Mais comment pour les néophytes que nous sommes mesurer l’importance de cette découverte ? “En répondant à cette question que les scientifiques se posaient depuis presque un siècle, la physique fondamentale a pris un tournant historique. La grande avancée du XXe siècle en matière scientifique, a été de comprendre des phénomènes de l’infiniment grand, par exemple pourquoi le soleil brille, grâce à des phénomènes de l’infiniment petit, que l’on caractérise par un mot qui est“particule”. À peine une vingtaine d’entre elles permettent d’expliquer les phénomènes à très grande échelle. Il n’en restait qu’une à découvrir, c’était ce fameux Boson de Higgs. Son rôle est d’expliquer pourquoi toutes les particules ont une masse. Sans lui, il ne pourrait pas y avoir d’atomes et dans un univers où l’électron n’a pas de masse, nous ne pourrions pas vivre…”

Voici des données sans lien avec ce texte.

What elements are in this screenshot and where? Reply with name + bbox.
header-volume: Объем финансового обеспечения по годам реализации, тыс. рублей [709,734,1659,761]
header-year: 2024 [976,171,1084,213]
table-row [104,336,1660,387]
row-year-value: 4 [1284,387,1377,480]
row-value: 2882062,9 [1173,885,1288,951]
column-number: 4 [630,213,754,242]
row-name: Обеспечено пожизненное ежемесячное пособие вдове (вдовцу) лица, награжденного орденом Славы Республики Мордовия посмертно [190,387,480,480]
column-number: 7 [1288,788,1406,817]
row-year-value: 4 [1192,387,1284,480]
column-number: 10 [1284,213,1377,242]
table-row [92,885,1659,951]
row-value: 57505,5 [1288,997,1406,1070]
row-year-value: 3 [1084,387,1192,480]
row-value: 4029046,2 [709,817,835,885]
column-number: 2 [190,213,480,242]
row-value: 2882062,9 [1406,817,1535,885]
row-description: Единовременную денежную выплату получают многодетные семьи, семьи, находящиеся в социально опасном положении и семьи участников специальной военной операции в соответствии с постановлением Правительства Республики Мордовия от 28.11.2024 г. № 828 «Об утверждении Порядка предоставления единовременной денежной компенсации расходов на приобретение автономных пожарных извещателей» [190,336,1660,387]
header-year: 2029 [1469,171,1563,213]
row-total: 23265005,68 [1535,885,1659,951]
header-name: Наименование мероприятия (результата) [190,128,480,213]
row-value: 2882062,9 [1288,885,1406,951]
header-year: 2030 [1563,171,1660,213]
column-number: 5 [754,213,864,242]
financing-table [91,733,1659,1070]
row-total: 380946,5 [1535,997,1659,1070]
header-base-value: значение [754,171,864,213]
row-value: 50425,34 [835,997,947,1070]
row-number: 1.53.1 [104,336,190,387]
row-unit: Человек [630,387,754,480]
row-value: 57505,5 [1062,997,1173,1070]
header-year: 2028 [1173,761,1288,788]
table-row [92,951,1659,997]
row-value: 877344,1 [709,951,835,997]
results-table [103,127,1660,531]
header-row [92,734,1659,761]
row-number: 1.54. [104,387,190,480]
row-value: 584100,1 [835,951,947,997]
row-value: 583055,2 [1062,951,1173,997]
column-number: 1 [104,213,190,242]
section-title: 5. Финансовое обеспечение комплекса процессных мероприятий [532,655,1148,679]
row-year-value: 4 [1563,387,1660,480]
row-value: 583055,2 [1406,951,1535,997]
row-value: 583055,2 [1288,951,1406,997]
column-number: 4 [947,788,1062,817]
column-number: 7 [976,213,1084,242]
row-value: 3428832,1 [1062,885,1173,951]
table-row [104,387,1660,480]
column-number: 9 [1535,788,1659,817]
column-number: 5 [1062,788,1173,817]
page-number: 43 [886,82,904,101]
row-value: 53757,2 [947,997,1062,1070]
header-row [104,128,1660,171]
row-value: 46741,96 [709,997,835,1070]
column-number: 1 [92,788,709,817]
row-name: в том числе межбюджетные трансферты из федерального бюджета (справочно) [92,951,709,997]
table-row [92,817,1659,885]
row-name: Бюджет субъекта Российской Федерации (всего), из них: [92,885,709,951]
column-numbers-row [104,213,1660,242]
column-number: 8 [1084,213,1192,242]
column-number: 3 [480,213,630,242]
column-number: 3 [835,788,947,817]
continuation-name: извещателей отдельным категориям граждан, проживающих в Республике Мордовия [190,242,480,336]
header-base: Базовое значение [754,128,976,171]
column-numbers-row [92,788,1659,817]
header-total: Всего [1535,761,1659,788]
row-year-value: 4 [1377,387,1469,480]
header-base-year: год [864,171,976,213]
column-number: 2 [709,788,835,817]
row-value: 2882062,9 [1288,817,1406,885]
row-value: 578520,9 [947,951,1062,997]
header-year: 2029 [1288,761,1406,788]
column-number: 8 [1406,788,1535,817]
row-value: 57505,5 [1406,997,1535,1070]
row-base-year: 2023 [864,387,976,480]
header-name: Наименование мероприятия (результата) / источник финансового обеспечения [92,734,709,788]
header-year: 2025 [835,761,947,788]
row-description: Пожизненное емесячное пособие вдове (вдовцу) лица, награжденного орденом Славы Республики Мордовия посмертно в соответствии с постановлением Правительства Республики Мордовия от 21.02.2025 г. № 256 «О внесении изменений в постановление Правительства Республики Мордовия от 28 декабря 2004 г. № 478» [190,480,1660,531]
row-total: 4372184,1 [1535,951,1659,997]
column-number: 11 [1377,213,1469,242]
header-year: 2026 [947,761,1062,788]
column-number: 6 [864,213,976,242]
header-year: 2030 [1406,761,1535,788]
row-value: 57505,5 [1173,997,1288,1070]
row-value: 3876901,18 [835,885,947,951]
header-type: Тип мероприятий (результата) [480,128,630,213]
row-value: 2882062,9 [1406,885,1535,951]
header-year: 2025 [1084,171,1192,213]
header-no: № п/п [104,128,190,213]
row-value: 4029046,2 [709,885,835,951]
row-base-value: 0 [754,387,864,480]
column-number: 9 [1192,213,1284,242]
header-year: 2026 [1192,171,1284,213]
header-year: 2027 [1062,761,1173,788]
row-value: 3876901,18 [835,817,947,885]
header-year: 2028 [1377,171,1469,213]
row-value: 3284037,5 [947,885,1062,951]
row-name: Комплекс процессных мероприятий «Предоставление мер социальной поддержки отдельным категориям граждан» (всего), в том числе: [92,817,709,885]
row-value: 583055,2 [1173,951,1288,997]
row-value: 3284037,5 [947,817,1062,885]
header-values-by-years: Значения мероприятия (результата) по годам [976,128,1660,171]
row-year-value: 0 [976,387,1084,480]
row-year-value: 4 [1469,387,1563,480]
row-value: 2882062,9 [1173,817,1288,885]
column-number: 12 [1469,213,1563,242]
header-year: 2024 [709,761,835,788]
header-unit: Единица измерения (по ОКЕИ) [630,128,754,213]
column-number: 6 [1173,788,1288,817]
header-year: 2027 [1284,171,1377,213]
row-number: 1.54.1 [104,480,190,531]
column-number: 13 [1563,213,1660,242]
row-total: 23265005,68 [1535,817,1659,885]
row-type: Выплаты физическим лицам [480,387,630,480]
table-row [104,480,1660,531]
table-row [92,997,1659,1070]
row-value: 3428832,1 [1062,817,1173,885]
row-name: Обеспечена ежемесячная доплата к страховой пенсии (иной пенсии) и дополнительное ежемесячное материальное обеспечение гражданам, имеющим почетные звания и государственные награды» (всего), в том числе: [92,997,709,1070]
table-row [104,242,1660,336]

La tête dans l'univers, les pieds sur terre
Ses fréquentes incursions dans l’infiniment grand n’ont pas pour autant détourné Pascal de l’essentiel. Bien ancré sur terre, il cultive ses racines antiboises. Sa maison familiale, ses amis de 6e A, le quartier de son enfance... “Chaque fois qu’adulte on revoit les endroits que l’on a aimés enfant, on se retrouve confronté à un problème de proportion. Je me faisais cette réflexion en repassant devant le cinéma. La dernière fois que j’y suis allé je devais avoir 15 ans et j’avais gardé l’impression qu’il était immense...”
Quand on tutoie l’infiniment grand quelle vision peut-on bien avoir de l’Homme ou de Dieu ? “Mon métier c’est de travailler à de très grandes échelles. On sait maintenant que l’univers est né il y a environ 13 millions et demi d’années; l’Homme lui a quelques millions d’années au mieux… Du coup, pour nous, la question de l’Humanité devient presque subsidiaire…”
Une remise en perspective qui rend sans doute le scientifique qu’est Pascal beaucoup moins égocentrique que le commun des mortels. Une sorte de théorie de la relativité des événements qui remet l’Homme à sa juste place dans l’Univers. Pour autant, l’homme et le père de famille n’ont rien perdu de leur sensibilité et de leur émotion. Si Pascal n’a pas quitté les équipes de chercheurs français c’est aussi pour conserver des assises solides dans son quotidien.
Passionné de musique, il chante, joue du piano et de la guitare : “Je suis un fou de Sidney Bechet, une seule de ses notes de musique provoque une pure émotion… C’est très important à côté de la rigueur scientifique de se laisser porter par son intuition”.
Et Dieu dans tout ça ? “La science est née pour répondre à des questions.Dieu est une façon de résoudre tous les problèmes: “c’est grâce à Dieu” m’apporte peu d’émulation”.
Son rêve ? Continuer à comprendre et à transmettre. “Nous sommes le bras scientifique armé de la population qui finance nos recherches. On doit des explications et c’est pour cela que les fêtes de la science, comme celle d’Antibes, ont une importance capitale à mes yeux”.